Geçim derdindeki bu nesli tükenen arzuhalcilerimiz kendilerine yer gösterilmesini bekliyorlar.
Merhametli bir insan olduğunu işittiğim Milli Emlak Müdürümüz uygun bir yer gösterip, sorunu çözer diye düşünüyorum. 
Modern dünyanın yasaları arzuhalcilerimizi sıkıştırıyor.  
Bursa Barosu’da bunca sorunun arasında üç beş insan ile uğraşmaz herhalde... 

Haberin Devamı

BEN DE KARDAN ADAM YAPACAĞIM 

Kâtip arzuhalim yaz yare böyle…

Kar, kış, kıyameti yaşadık birkaç gün. 
Kar Bursa’ya ne de güzel yakıştı ama… 
Toprak suya kanacak, sadece barajlar değil yer altı su seviyeleri de yükselecek. 

Bursa’nın en güzel köşelerinden olan Kültürpark’ta gezintiye çıktım. 
Çocuklar ne kadar da mutlu, soğuğa aldırış etmeden kartopu oynuyorlar, kardan adam yapıyor.
Gençler fotoğraf çekiliyor, kardan adamla öz çekim yapıyorlar. 

İÇİMİZDEKİ ÇOCUKLAR 

Uzaktan bakınca baba ve kızın kardan adam yaptığı görünüyor. 
Yaklaştığımda genç kızımız babasına, 
- Baba bırak ben yapayım diye birkaç kez söylendiğini duyunca durup izlemeye başladım. Baba kendini kaptırmış neşe içerisinde kardan adamın kaşını gözünü yapıyor, kızımız da ha bire “baba ya, bırak ben yapayım” diye seslenmeye devam ediyordu… 
Dayanamadım, şakayla karışık babaya; 
- Bırakta çocuk yapsın! dedim… 
Baba ne cevap verse beğenirsiniz? 
- Ama ben de çocuğum..! 
Böyle bir cevap gelince hepimiz birden gülmeye başladık tabi…  
Yaşımız ne olursa olsun içimizde daima bir çocuk vardır. Onu hiç büyütmeyelim, hep çocuk kalsın… 
Sevgili baba Ramazan beye ve güzel kızı Sudenur’a sağlıklı, neşeli ve mutlu bir yaşam dilerim. 

Haberin Devamı

 VETERİNER HEKİMLER VE AŞI 

Kâtip arzuhalim yaz yare böyle…Geldi gelecek derken COVID-19 aşısı gecikmeyle de olsa geldi ve tüm sağlık çalışanları ‘öncelikli statü’ ile aşılarını olmaya başladılar. Diş hekimleri, eczacılar ve bu alanın çalışanları da aynı öncelik içerisinde bu kapsamda aşılarını yaptırıyorlar. 

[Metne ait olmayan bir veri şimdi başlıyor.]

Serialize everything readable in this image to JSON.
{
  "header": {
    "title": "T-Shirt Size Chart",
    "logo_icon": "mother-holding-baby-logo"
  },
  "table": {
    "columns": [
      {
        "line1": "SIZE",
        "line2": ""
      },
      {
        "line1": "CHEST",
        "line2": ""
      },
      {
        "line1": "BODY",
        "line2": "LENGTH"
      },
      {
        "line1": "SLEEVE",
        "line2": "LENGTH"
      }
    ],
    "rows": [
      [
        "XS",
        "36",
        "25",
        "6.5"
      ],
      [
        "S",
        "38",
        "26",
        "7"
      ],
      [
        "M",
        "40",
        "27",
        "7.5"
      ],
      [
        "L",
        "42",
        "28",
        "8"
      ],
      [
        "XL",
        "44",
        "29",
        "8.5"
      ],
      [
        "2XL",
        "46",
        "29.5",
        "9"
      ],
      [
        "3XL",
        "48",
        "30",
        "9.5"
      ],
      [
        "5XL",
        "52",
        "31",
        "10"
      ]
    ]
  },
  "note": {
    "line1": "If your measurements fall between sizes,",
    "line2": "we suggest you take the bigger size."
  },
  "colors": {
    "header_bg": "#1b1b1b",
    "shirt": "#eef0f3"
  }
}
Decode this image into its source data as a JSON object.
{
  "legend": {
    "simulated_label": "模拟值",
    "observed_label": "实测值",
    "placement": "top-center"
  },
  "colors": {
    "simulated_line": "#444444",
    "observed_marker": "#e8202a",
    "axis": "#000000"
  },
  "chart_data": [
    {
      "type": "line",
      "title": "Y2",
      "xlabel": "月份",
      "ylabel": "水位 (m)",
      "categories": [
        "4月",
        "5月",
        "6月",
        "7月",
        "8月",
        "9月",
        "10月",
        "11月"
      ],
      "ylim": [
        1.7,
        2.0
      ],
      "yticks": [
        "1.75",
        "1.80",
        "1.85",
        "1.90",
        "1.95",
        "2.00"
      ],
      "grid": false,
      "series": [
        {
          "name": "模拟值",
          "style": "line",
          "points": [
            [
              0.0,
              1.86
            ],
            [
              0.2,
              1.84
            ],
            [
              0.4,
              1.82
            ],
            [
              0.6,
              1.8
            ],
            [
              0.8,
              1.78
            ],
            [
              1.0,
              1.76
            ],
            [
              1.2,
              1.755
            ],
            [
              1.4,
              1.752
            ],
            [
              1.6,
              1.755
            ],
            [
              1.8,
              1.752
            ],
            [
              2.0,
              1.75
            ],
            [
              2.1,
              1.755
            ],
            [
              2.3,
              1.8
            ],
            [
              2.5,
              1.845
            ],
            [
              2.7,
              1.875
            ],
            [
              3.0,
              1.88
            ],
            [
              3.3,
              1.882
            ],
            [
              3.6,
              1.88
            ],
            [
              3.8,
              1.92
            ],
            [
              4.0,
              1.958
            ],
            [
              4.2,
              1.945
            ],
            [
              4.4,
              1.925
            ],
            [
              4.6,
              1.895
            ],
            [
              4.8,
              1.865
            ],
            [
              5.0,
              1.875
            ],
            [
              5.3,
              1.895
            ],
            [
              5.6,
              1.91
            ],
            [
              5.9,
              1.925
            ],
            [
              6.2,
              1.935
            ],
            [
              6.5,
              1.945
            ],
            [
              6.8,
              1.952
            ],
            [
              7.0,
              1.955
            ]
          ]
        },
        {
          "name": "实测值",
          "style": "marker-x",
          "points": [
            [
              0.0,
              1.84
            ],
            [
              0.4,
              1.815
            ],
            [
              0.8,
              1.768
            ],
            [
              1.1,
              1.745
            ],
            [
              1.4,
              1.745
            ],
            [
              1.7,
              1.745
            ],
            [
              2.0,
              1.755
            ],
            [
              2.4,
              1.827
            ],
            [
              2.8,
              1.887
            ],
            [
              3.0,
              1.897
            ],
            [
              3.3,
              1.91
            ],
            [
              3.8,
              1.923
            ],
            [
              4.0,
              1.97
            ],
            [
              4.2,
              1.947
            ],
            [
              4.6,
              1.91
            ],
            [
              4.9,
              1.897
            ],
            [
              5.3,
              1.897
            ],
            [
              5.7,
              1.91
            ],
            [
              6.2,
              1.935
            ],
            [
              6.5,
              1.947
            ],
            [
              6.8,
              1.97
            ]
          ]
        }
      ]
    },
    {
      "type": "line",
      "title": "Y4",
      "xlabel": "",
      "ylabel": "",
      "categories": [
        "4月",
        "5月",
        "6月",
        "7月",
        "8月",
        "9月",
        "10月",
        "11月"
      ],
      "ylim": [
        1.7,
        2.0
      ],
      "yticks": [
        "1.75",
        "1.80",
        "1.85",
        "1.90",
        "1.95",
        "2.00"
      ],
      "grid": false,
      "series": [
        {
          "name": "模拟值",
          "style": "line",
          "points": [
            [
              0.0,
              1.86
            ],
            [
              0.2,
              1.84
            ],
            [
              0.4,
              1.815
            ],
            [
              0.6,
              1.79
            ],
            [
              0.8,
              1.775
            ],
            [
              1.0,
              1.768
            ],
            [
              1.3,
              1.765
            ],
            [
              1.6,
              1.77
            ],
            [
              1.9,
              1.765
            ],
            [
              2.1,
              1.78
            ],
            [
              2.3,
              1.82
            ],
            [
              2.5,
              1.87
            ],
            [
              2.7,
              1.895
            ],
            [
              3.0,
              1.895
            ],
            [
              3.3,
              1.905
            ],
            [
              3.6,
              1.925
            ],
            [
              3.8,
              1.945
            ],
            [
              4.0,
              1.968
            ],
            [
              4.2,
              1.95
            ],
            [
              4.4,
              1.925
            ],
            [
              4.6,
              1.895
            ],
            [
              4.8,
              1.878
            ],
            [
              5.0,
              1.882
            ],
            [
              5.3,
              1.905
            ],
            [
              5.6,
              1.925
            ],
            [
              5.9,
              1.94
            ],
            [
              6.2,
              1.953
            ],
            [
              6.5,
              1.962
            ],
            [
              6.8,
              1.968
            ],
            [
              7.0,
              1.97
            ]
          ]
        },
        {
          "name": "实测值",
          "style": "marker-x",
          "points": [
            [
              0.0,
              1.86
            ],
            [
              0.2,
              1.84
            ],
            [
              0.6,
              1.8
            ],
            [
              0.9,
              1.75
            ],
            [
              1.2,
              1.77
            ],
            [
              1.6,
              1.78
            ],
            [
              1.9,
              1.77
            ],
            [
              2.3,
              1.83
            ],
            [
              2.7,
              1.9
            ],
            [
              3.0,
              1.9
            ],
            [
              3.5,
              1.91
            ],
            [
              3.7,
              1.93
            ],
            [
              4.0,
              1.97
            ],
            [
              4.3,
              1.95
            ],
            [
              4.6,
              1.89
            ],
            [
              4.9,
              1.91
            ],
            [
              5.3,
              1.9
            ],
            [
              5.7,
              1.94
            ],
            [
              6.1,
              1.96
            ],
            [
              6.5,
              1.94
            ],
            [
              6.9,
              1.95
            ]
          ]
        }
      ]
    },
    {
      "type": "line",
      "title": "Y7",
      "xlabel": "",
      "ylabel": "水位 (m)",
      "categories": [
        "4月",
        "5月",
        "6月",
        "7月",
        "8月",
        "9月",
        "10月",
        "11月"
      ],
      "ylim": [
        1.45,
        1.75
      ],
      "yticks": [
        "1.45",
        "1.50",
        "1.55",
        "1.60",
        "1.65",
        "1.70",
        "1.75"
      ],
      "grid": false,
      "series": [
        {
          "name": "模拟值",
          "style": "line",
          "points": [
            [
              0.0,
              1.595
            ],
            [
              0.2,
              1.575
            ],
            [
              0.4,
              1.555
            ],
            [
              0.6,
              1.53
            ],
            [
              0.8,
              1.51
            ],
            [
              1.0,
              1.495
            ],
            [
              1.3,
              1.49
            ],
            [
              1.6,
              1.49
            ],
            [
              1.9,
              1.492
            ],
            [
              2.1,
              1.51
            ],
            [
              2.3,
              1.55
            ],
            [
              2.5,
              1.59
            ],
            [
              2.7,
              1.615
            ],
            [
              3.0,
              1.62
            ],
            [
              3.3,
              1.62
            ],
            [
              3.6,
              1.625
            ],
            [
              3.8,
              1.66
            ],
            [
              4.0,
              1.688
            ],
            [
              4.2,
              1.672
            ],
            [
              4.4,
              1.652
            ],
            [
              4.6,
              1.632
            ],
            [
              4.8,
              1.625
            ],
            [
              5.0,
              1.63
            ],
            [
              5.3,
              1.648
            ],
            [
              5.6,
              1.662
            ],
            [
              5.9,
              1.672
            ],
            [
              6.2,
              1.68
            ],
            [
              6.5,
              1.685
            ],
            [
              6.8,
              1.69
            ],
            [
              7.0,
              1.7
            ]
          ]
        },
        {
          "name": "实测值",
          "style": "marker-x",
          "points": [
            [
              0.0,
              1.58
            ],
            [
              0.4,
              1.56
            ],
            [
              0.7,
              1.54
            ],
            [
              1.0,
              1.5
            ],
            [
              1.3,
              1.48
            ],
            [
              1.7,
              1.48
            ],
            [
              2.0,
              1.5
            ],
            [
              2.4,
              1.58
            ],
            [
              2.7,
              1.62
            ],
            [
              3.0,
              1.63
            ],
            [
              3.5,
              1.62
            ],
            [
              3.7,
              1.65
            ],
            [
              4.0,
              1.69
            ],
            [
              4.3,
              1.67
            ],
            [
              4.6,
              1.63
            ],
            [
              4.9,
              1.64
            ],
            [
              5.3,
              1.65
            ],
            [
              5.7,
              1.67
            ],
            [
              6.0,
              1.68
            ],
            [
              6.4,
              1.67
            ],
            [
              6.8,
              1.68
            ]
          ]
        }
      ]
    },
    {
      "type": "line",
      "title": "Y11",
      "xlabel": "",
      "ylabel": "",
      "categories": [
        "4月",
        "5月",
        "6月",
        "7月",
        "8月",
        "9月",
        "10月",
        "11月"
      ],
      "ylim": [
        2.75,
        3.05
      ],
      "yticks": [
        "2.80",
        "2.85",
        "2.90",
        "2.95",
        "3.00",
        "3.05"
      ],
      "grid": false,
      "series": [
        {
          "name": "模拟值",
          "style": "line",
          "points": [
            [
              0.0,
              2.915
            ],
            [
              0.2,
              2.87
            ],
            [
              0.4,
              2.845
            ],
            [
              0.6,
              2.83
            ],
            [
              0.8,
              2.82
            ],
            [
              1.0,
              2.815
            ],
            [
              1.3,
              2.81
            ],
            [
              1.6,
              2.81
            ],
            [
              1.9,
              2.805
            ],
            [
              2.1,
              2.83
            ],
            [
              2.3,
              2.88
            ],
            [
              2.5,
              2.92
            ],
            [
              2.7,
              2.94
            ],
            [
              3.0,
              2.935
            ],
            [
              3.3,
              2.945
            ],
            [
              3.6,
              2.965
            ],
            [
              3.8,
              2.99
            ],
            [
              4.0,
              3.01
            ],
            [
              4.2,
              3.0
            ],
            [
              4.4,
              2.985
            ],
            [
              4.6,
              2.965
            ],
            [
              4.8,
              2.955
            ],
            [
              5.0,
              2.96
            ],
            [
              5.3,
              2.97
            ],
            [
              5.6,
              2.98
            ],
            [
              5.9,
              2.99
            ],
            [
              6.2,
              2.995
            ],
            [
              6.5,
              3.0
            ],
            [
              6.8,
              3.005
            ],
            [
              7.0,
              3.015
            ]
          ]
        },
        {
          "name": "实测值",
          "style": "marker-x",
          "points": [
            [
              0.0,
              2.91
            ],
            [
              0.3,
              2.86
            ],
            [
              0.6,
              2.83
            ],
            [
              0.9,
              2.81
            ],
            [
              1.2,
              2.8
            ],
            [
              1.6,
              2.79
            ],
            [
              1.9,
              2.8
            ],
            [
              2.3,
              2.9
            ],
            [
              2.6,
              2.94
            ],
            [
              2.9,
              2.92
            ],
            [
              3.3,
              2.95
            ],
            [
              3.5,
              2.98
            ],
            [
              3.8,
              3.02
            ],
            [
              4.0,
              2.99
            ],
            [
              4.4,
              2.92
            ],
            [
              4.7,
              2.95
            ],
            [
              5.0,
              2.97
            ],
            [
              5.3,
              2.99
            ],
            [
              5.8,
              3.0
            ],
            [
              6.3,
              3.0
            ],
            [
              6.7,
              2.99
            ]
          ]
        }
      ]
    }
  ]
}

Sağlık Bakanlığı bürokrasisi sağlık sistemimizin önemli unsuru olan veteriner hekimlerimizi ve bu sahanın çalışanlarını öncelikli statüye almadı! 

Veteriner Hekimler Birliği Merkez Konsey Başkanı sevgili dostum Ali Eroğlu bu yanlışlık ve ihmalin düzeltilmesi konusunda Sağlık Bakanlığı’nın ilgilileriyle görüşmeler yapıyor.  
Sayın Eroğlu ‘COVID-19 aşısının uygulanmasında kamuda, özel sektörde çalışan ve mesleğini serbest olarak icra eden veteriner hekim meslek grubunun öncelikli ve riskli grup olarak değerlendirilerek ilk etapta aşılanması, COVID-19 enfeksiyonunun bulaşma riskinin azaltılmasına ve söz konusu salgının eradikasyonuna önemli ve ciddi katkılar sağlayacaktır’ diyor.  
Veteriner hekimler ülkemizin sağlık çalışanlarıdır.  
Veteriner hekim kökenli virologlarımızın yerli COVID-19 aşı çalışmaları yaptıklarını görmezden gelebilir miyiz? 

Ayrım yapmaksızın tüm sağlık çalıyanlarına aşı yapılmalı ve bütünlük zarar görmemeli.